Dans l'hypothèse plus probable où c'est un texte sérieux, ça m'accroche pas. Pas non plus de dégoût, mais c'est terriblement propre et lisse. Même le coup de folie de la fin est calme et propre. Les tripes, on dirait qu'elles sentent le Fébrèze.
Y a un net effort d'écriture, le style est léché, et de "bon goût" (pas d'effets inutiles, pas de saletés exaltées), mais trop, justement.
Ceci étant et comme le dit le résumé, faut lire le texte en contraste avec le précédent et les autres pour en profiter ; si on lit les textes à la suite, la violence reste encore à l'esprit, descendue des autres, et déteint sur celui-là, qui lui ajoute un vernis lisse, et ça devient assez chouette.
Bref, pas très convaincu par le texte, sauf en tant qu'edit de serial edit.
Putain, il m'énerve ce texte en fait.
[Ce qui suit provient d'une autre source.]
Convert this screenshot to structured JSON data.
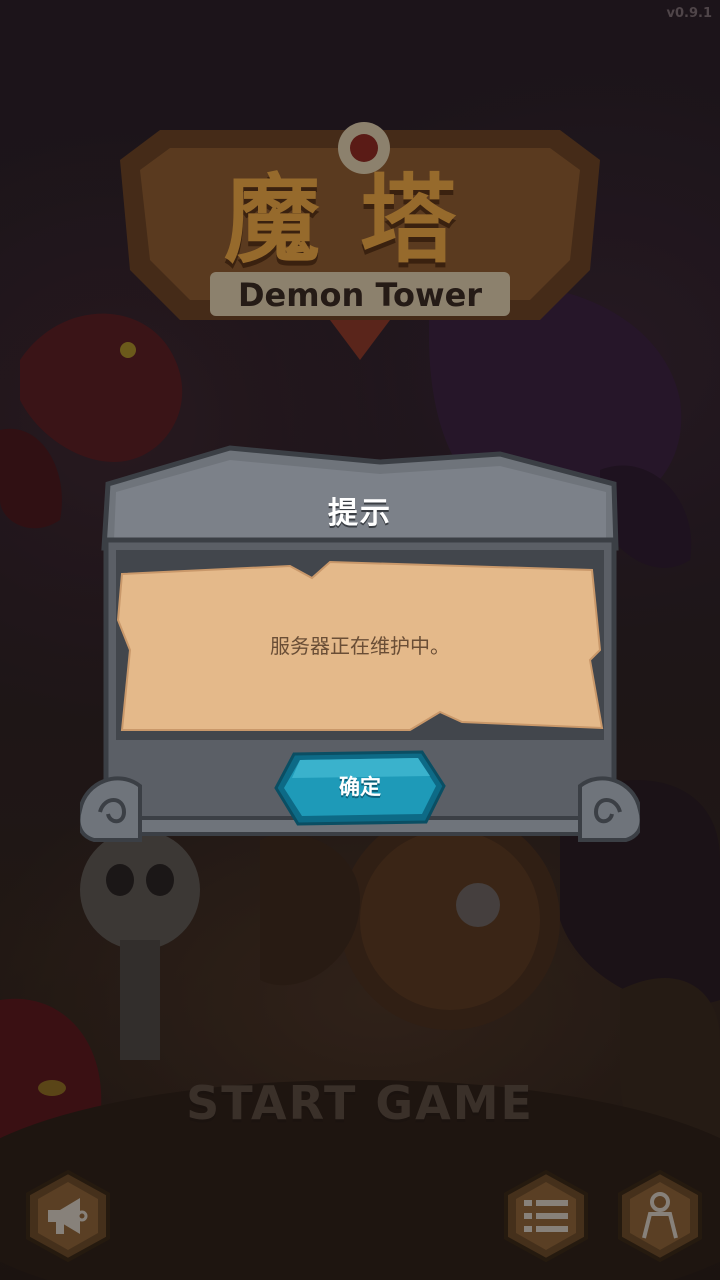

J'aime beaucoup l'idée, du moins celle qui concerne des vaches agonisantes, des explosions de tripes et des carcasses au feu. Parce que les réflexions sur le changement de notre héros dépassé par les évènements, franchement, rien à branler.
Y a plein de scènes marquantes potentielles, pas franchement réussies, ça manque de détails croustillants à mon goût, mais passe encore.
Mais alors franchement, j'aurais pas du tout écrit ça comme ça. Je veux bien qu'il y ait la contrainte liée à l'edit et au texte précédent, mais jusque là ça nous a jamais empêché de faire des bons textes. C'est mou putain. Et ce connard de bouseux s'exprime trop bien pour un connard de bouseux, avec des nuances contemplatives de merde et poétiques de putes. Fait chier, hein. Franchement, ça me démange de le remixer, de le réécrire. J'aurais pu le faire dans le cadre de la rubrique, mais je me suis fait gauler la place.
Je commente dès que j'ai lu et commenté les 8 edits précédents.